Von Kühlschrankmagneten bis zu Festplatten – Magnete spielen in unserem Alltag eine wichtige Rolle. Doch ihr Nutzen ist viel größer, wenn wir in die Physik und die Materialentwicklung eintauchen. Eine Gruppe von Ingenieuren an der Florida State University hat kürzlich den stärksten resistiven Magneten der Welt gebaut, mit einer magnetischen Flussdichte von 41,4 Tesla. Das liegt 7,5 Prozent über dem direkten Konkurrenten und kommt den Hybrid-Designs, die komplexer und teurer sind, sehr nahe.
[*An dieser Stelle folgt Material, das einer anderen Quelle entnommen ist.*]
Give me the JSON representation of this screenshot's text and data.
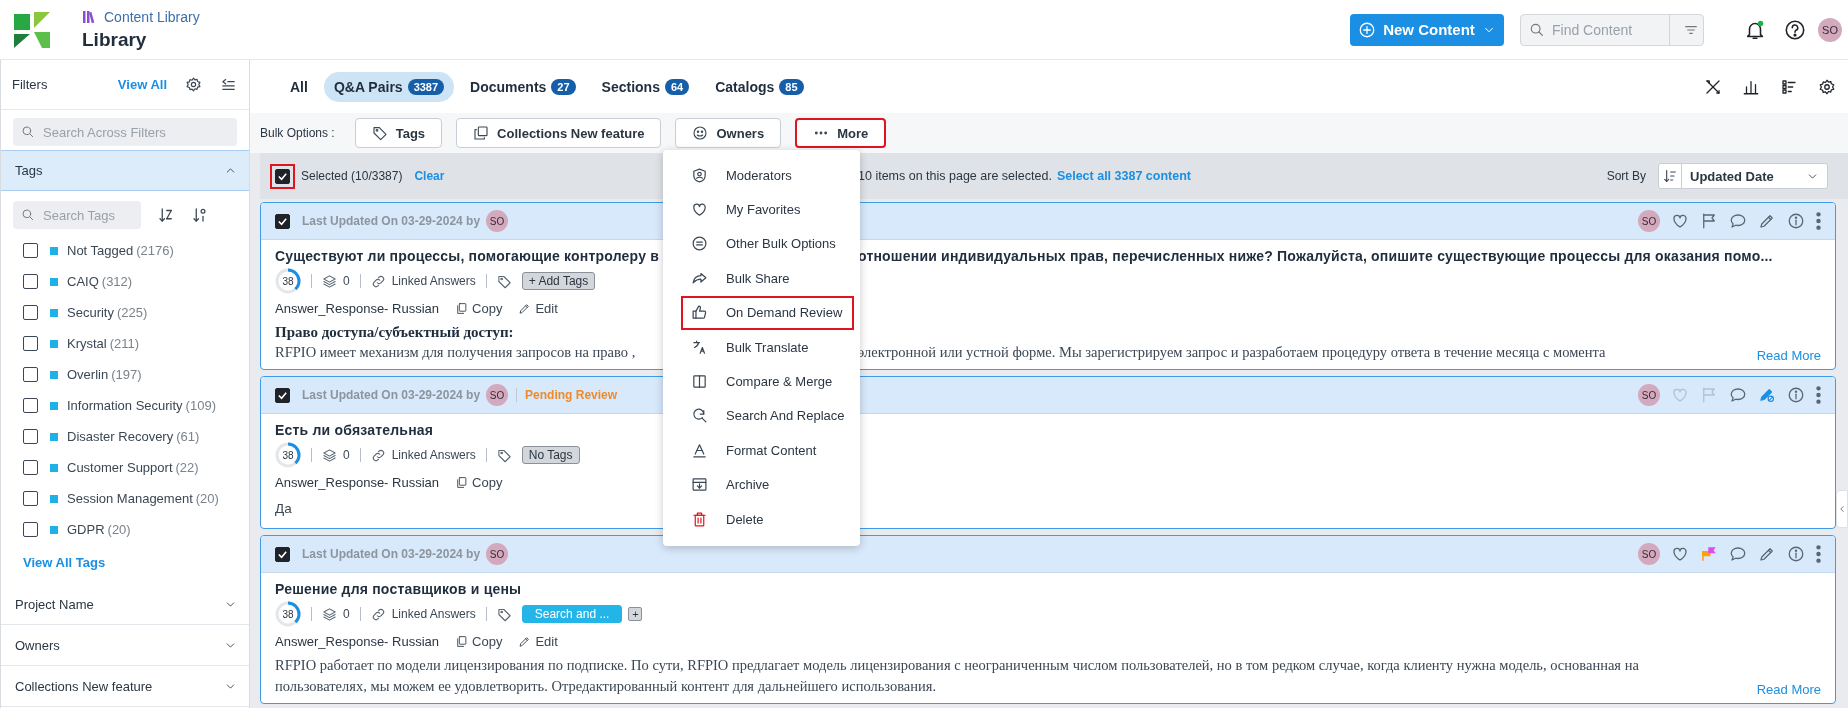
{
  "header": {
    "app_name": "Content Library",
    "page_title": "Library",
    "new_button": "New Content",
    "search": {
      "placeholder": "Find Content"
    },
    "avatar": "SO"
  },
  "sidebar": {
    "title": "Filters",
    "view_all": "View All",
    "search": {
      "placeholder": "Search Across Filters"
    },
    "sections": [
      {
        "title": "Tags",
        "expanded": true,
        "search": {
          "placeholder": "Search Tags"
        },
        "items": [
          {
            "label": "Not Tagged",
            "count": "(2176)",
            "checked": false
          },
          {
            "label": "CAIQ",
            "count": "(312)",
            "checked": false
          },
          {
            "label": "Security",
            "count": "(225)",
            "checked": false
          },
          {
            "label": "Krystal",
            "count": "(211)",
            "checked": false
          },
          {
            "label": "Overlin",
            "count": "(197)",
            "checked": false
          },
          {
            "label": "Information Security",
            "count": "(109)",
            "checked": false
          },
          {
            "label": "Disaster Recovery",
            "count": "(61)",
            "checked": false
          },
          {
            "label": "Customer Support",
            "count": "(22)",
            "checked": false
          },
          {
            "label": "Session Management",
            "count": "(20)",
            "checked": false
          },
          {
            "label": "GDPR",
            "count": "(20)",
            "checked": false
          }
        ],
        "view_all": "View All Tags"
      },
      {
        "title": "Project Name",
        "expanded": false
      },
      {
        "title": "Owners",
        "expanded": false
      },
      {
        "title": "Collections New feature",
        "expanded": false
      }
    ]
  },
  "tabs": [
    {
      "label": "All",
      "selected": false
    },
    {
      "label": "Q&A Pairs",
      "count": "3387",
      "selected": true
    },
    {
      "label": "Documents",
      "count": "27",
      "selected": false
    },
    {
      "label": "Sections",
      "count": "64",
      "selected": false
    },
    {
      "label": "Catalogs",
      "count": "85",
      "selected": false
    }
  ],
  "bulk_options": {
    "label": "Bulk Options :",
    "buttons": [
      {
        "kind": "tags",
        "label": "Tags",
        "highlighted": false
      },
      {
        "kind": "collections",
        "label": "Collections New feature",
        "highlighted": false
      },
      {
        "kind": "owners",
        "label": "Owners",
        "highlighted": false
      },
      {
        "kind": "more",
        "label": "More",
        "highlighted": true
      }
    ]
  },
  "selection": {
    "checked": true,
    "highlighted": true,
    "label": "Selected (10/3387)",
    "clear": "Clear",
    "message": "10 items on this page are selected.",
    "select_all": "Select all 3387 content",
    "sort_label": "Sort By",
    "sort_value": "Updated Date"
  },
  "more_menu": [
    {
      "kind": "moderators",
      "label": "Moderators",
      "highlighted": false
    },
    {
      "kind": "favorites",
      "label": "My Favorites",
      "highlighted": false
    },
    {
      "kind": "other",
      "label": "Other Bulk Options",
      "highlighted": false
    },
    {
      "kind": "share",
      "label": "Bulk Share",
      "highlighted": false
    },
    {
      "kind": "review",
      "label": "On Demand Review",
      "highlighted": true
    },
    {
      "kind": "translate",
      "label": "Bulk Translate",
      "highlighted": false
    },
    {
      "kind": "compare",
      "label": "Compare & Merge",
      "highlighted": false
    },
    {
      "kind": "replace",
      "label": "Search And Replace",
      "highlighted": false
    },
    {
      "kind": "format",
      "label": "Format Content",
      "highlighted": false
    },
    {
      "kind": "archive",
      "label": "Archive",
      "highlighted": false
    },
    {
      "kind": "delete",
      "label": "Delete",
      "highlighted": false
    }
  ],
  "cards": [
    {
      "checked": true,
      "updated": "Last Updated On 03-29-2024 by",
      "owner": "SO",
      "action_avatar": "SO",
      "actions": [
        {
          "kind": "heart",
          "disabled": false
        },
        {
          "kind": "flag",
          "disabled": false
        },
        {
          "kind": "comment",
          "disabled": false
        },
        {
          "kind": "edit",
          "disabled": false
        },
        {
          "kind": "info",
          "disabled": false
        },
        {
          "kind": "kebab",
          "disabled": false
        }
      ],
      "title_parts": [
        "Существуют ли процессы, помогающие контролеру в",
        "отношении индивидуальных прав, перечисленных ниже? Пожалуйста, опишите существующие процессы для оказания помо..."
      ],
      "score": "38",
      "level": 0.38,
      "versions": "0",
      "linked": "Linked Answers",
      "tag": {
        "kind": "add",
        "label": "+ Add Tags"
      },
      "answer_label": "Answer_Response- Russian",
      "answer_actions": [
        {
          "kind": "copy",
          "label": "Copy"
        },
        {
          "kind": "edit",
          "label": "Edit"
        }
      ],
      "body": {
        "kind": "serif",
        "heading": "Право доступа/субъектный доступ:",
        "parts": [
          "RFPIO имеет механизм для получения запросов на право ,",
          "электронной или устной форме. Мы зарегистрируем запрос и разработаем процедуру ответа в течение месяца с момента"
        ]
      },
      "read_more": "Read More"
    },
    {
      "checked": true,
      "updated": "Last Updated On 03-29-2024 by",
      "owner": "SO",
      "action_avatar": "SO",
      "status": "Pending Review",
      "actions": [
        {
          "kind": "heart",
          "disabled": true
        },
        {
          "kind": "flag",
          "disabled": true
        },
        {
          "kind": "comment",
          "disabled": false
        },
        {
          "kind": "edit-restricted",
          "disabled": false
        },
        {
          "kind": "info",
          "disabled": false
        },
        {
          "kind": "kebab",
          "disabled": false
        }
      ],
      "title_parts": [
        "Есть ли обязательная"
      ],
      "score": "38",
      "level": 0.38,
      "versions": "0",
      "linked": "Linked Answers",
      "tag": {
        "kind": "none",
        "label": "No Tags"
      },
      "answer_label": "Answer_Response- Russian",
      "answer_actions": [
        {
          "kind": "copy",
          "label": "Copy"
        }
      ],
      "body": {
        "kind": "sans",
        "parts": [
          "Да"
        ]
      }
    },
    {
      "checked": true,
      "updated": "Last Updated On 03-29-2024 by",
      "owner": "SO",
      "action_avatar": "SO",
      "actions": [
        {
          "kind": "heart",
          "disabled": false
        },
        {
          "kind": "flag-colored",
          "disabled": false
        },
        {
          "kind": "comment",
          "disabled": false
        },
        {
          "kind": "edit",
          "disabled": false
        },
        {
          "kind": "info",
          "disabled": false
        },
        {
          "kind": "kebab",
          "disabled": false
        }
      ],
      "title_parts": [
        "Решение для поставщиков и цены"
      ],
      "score": "38",
      "level": 0.38,
      "versions": "0",
      "linked": "Linked Answers",
      "tag": {
        "kind": "tag",
        "label": "Search and ...",
        "more": "+"
      },
      "answer_label": "Answer_Response- Russian",
      "answer_actions": [
        {
          "kind": "copy",
          "label": "Copy"
        },
        {
          "kind": "edit",
          "label": "Edit"
        }
      ],
      "body": {
        "kind": "serif",
        "parts": [
          "RFPIO работает по модели лицензирования по подписке. По сути, RFPIO предлагает модель лицензирования с неограниченным числом пользователей, но в том редком случае, когда клиенту нужна модель, основанная на пользователях, мы можем ее удовлетворить. Отредактированный контент для дальнейшего использования."
        ]
      },
      "read_more": "Read More"
    }
  ]
}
Einige Magnete auf dem Markt sind so stark, dass man sie sehr vorsichtig behandeln muss. Ein Blick auf YouTube-Videos zeigt die Kraft, die insbesondere solche aus Neodym-Legierungen besitzen. Doch der Magnet der Florida State University geht viel weiter. Ein permanenter Neodym-Magnet hat im Durchschnitt eine magnetische Flussdichte von 1,3 Tesla. Die Ingenieure des National MagLab innerhalb der Universität haben dagegen einen resistiven Magneten mit 41,4 Tesla geschaffen – den stärksten seiner Art auf dem Planeten. Wenn man bedenkt, dass der Übergang von 1 Tesla auf 10 Tesla hundertmal mehr Energie erfordert, ist das eine beeindruckende Leistung.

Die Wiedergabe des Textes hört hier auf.